Joseph wijdde zich hier aan de geneeskunde en woonde vervolgens in Göttingen de lessen bij van Kästner en Lichtenberg over wis- en werktuigkunde. In 1798 werd hij benoemd tot directeur der mijnen in Beijeren, in 1808 tot geheimraad en later tot opperbergraad en buitengewoon hoogleeraar aan de Lodewijk-Maximiliaans-universiteit. Hij deed onderscheidene wetenschappelijke reizen , gaf belangrijke geschriften uit over de werktuigkunde in het algemeen en over de spoorwegen in het bijzonder , en overleed te München den 20sten November 1835.
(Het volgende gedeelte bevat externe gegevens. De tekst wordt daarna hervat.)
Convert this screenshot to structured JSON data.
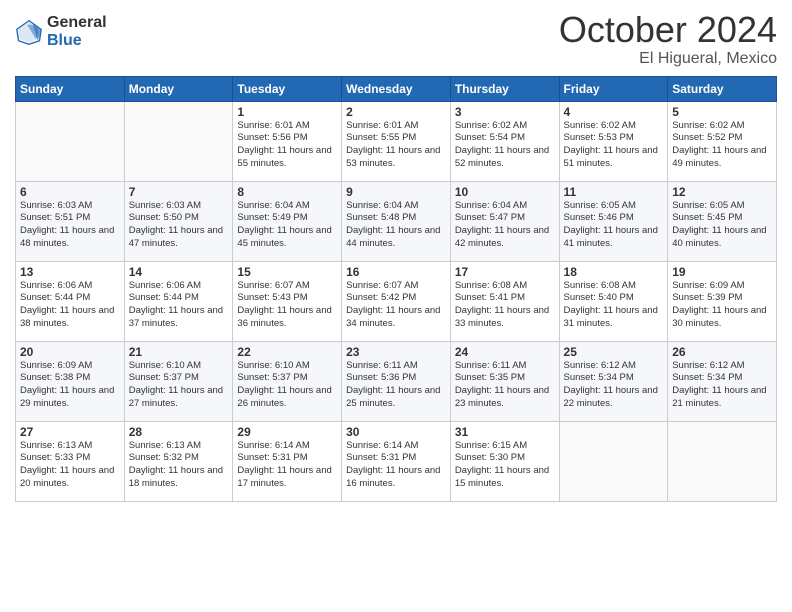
{
  "header": {
    "logo_general": "General",
    "logo_blue": "Blue",
    "month": "October 2024",
    "location": "El Higueral, Mexico"
  },
  "weekdays": [
    "Sunday",
    "Monday",
    "Tuesday",
    "Wednesday",
    "Thursday",
    "Friday",
    "Saturday"
  ],
  "weeks": [
    [
      {
        "day": "",
        "sunrise": "",
        "sunset": "",
        "daylight": ""
      },
      {
        "day": "",
        "sunrise": "",
        "sunset": "",
        "daylight": ""
      },
      {
        "day": "1",
        "sunrise": "Sunrise: 6:01 AM",
        "sunset": "Sunset: 5:56 PM",
        "daylight": "Daylight: 11 hours and 55 minutes."
      },
      {
        "day": "2",
        "sunrise": "Sunrise: 6:01 AM",
        "sunset": "Sunset: 5:55 PM",
        "daylight": "Daylight: 11 hours and 53 minutes."
      },
      {
        "day": "3",
        "sunrise": "Sunrise: 6:02 AM",
        "sunset": "Sunset: 5:54 PM",
        "daylight": "Daylight: 11 hours and 52 minutes."
      },
      {
        "day": "4",
        "sunrise": "Sunrise: 6:02 AM",
        "sunset": "Sunset: 5:53 PM",
        "daylight": "Daylight: 11 hours and 51 minutes."
      },
      {
        "day": "5",
        "sunrise": "Sunrise: 6:02 AM",
        "sunset": "Sunset: 5:52 PM",
        "daylight": "Daylight: 11 hours and 49 minutes."
      }
    ],
    [
      {
        "day": "6",
        "sunrise": "Sunrise: 6:03 AM",
        "sunset": "Sunset: 5:51 PM",
        "daylight": "Daylight: 11 hours and 48 minutes."
      },
      {
        "day": "7",
        "sunrise": "Sunrise: 6:03 AM",
        "sunset": "Sunset: 5:50 PM",
        "daylight": "Daylight: 11 hours and 47 minutes."
      },
      {
        "day": "8",
        "sunrise": "Sunrise: 6:04 AM",
        "sunset": "Sunset: 5:49 PM",
        "daylight": "Daylight: 11 hours and 45 minutes."
      },
      {
        "day": "9",
        "sunrise": "Sunrise: 6:04 AM",
        "sunset": "Sunset: 5:48 PM",
        "daylight": "Daylight: 11 hours and 44 minutes."
      },
      {
        "day": "10",
        "sunrise": "Sunrise: 6:04 AM",
        "sunset": "Sunset: 5:47 PM",
        "daylight": "Daylight: 11 hours and 42 minutes."
      },
      {
        "day": "11",
        "sunrise": "Sunrise: 6:05 AM",
        "sunset": "Sunset: 5:46 PM",
        "daylight": "Daylight: 11 hours and 41 minutes."
      },
      {
        "day": "12",
        "sunrise": "Sunrise: 6:05 AM",
        "sunset": "Sunset: 5:45 PM",
        "daylight": "Daylight: 11 hours and 40 minutes."
      }
    ],
    [
      {
        "day": "13",
        "sunrise": "Sunrise: 6:06 AM",
        "sunset": "Sunset: 5:44 PM",
        "daylight": "Daylight: 11 hours and 38 minutes."
      },
      {
        "day": "14",
        "sunrise": "Sunrise: 6:06 AM",
        "sunset": "Sunset: 5:44 PM",
        "daylight": "Daylight: 11 hours and 37 minutes."
      },
      {
        "day": "15",
        "sunrise": "Sunrise: 6:07 AM",
        "sunset": "Sunset: 5:43 PM",
        "daylight": "Daylight: 11 hours and 36 minutes."
      },
      {
        "day": "16",
        "sunrise": "Sunrise: 6:07 AM",
        "sunset": "Sunset: 5:42 PM",
        "daylight": "Daylight: 11 hours and 34 minutes."
      },
      {
        "day": "17",
        "sunrise": "Sunrise: 6:08 AM",
        "sunset": "Sunset: 5:41 PM",
        "daylight": "Daylight: 11 hours and 33 minutes."
      },
      {
        "day": "18",
        "sunrise": "Sunrise: 6:08 AM",
        "sunset": "Sunset: 5:40 PM",
        "daylight": "Daylight: 11 hours and 31 minutes."
      },
      {
        "day": "19",
        "sunrise": "Sunrise: 6:09 AM",
        "sunset": "Sunset: 5:39 PM",
        "daylight": "Daylight: 11 hours and 30 minutes."
      }
    ],
    [
      {
        "day": "20",
        "sunrise": "Sunrise: 6:09 AM",
        "sunset": "Sunset: 5:38 PM",
        "daylight": "Daylight: 11 hours and 29 minutes."
      },
      {
        "day": "21",
        "sunrise": "Sunrise: 6:10 AM",
        "sunset": "Sunset: 5:37 PM",
        "daylight": "Daylight: 11 hours and 27 minutes."
      },
      {
        "day": "22",
        "sunrise": "Sunrise: 6:10 AM",
        "sunset": "Sunset: 5:37 PM",
        "daylight": "Daylight: 11 hours and 26 minutes."
      },
      {
        "day": "23",
        "sunrise": "Sunrise: 6:11 AM",
        "sunset": "Sunset: 5:36 PM",
        "daylight": "Daylight: 11 hours and 25 minutes."
      },
      {
        "day": "24",
        "sunrise": "Sunrise: 6:11 AM",
        "sunset": "Sunset: 5:35 PM",
        "daylight": "Daylight: 11 hours and 23 minutes."
      },
      {
        "day": "25",
        "sunrise": "Sunrise: 6:12 AM",
        "sunset": "Sunset: 5:34 PM",
        "daylight": "Daylight: 11 hours and 22 minutes."
      },
      {
        "day": "26",
        "sunrise": "Sunrise: 6:12 AM",
        "sunset": "Sunset: 5:34 PM",
        "daylight": "Daylight: 11 hours and 21 minutes."
      }
    ],
    [
      {
        "day": "27",
        "sunrise": "Sunrise: 6:13 AM",
        "sunset": "Sunset: 5:33 PM",
        "daylight": "Daylight: 11 hours and 20 minutes."
      },
      {
        "day": "28",
        "sunrise": "Sunrise: 6:13 AM",
        "sunset": "Sunset: 5:32 PM",
        "daylight": "Daylight: 11 hours and 18 minutes."
      },
      {
        "day": "29",
        "sunrise": "Sunrise: 6:14 AM",
        "sunset": "Sunset: 5:31 PM",
        "daylight": "Daylight: 11 hours and 17 minutes."
      },
      {
        "day": "30",
        "sunrise": "Sunrise: 6:14 AM",
        "sunset": "Sunset: 5:31 PM",
        "daylight": "Daylight: 11 hours and 16 minutes."
      },
      {
        "day": "31",
        "sunrise": "Sunrise: 6:15 AM",
        "sunset": "Sunset: 5:30 PM",
        "daylight": "Daylight: 11 hours and 15 minutes."
      },
      {
        "day": "",
        "sunrise": "",
        "sunset": "",
        "daylight": ""
      },
      {
        "day": "",
        "sunrise": "",
        "sunset": "",
        "daylight": ""
      }
    ]
  ]
}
Zijn broeder Franz onderscheidde zich reeds als kind door groote gaven, maar deze werden door zijne neiging tot nachtwandelen bedreigd, en hij werd vervolgens door eene hersen-ontsteking aangetast, die hem allen lust tot leeren deed verliezen. Zijn vader, lijfarts van den Keurvorst van Beijeren , verbood alle inspanning des geestes, en de knaap ontwikkelde zich nagenoeg alleen naar het ligchaam, totdat hem toevallig eene uitgave van Euclides in handen viel. Het aanschouwen der meetkunstige figuren deed hem plotselijk uit den droom ontwaken. De crisis was voorbij, en het kostte hem weinig moeite, het verzuimde in te halen. Ook hij studeerde te Ingolstadt in de geneeskunde en verwierf er in 3 jaren tijds den graad van doctor.
Nu begaf hij zich eerst naar Weenen, om er de lessen bij te wonen van den beroemden Maximiliaan Stall. Na verloop van 2 jaren keerde hij terug naar München, om zijn vader in de geneeskundige practijk ter zijde te staan. Inmiddels gevoelde hij zich sterk aangetrokken door de natuurkunde, en na 1786 schreef hij onderscheidene verhandelingen over natuurkundige onderwerpen. Hij bepaalde zich toen tot den mijnbouw en werd een leerling van den beroemden geoloog A. G. Werner te Freiberg. Hij volbragt een togt naar Engeland en Schotland, begaf zich in 1796 weder naar München en bekleedde er de belangrijkste betrekkingen bij den mijnbouw. Zelfs werd hij in den adelstand verheven, tot lid benoemd der Académie van Wetenschappen en eindelijk, nadat hij zich op de godsdienst en wijsbegeerte had toegelegd, na het stichten van de universiteit te München (1826) hoogleeraar in de speculatieve dogmatiek. Hij overleed den 23sten Mei 1841, een groot aantal geschriften van mystiek-wijsgeerigen inhoud achterlatende.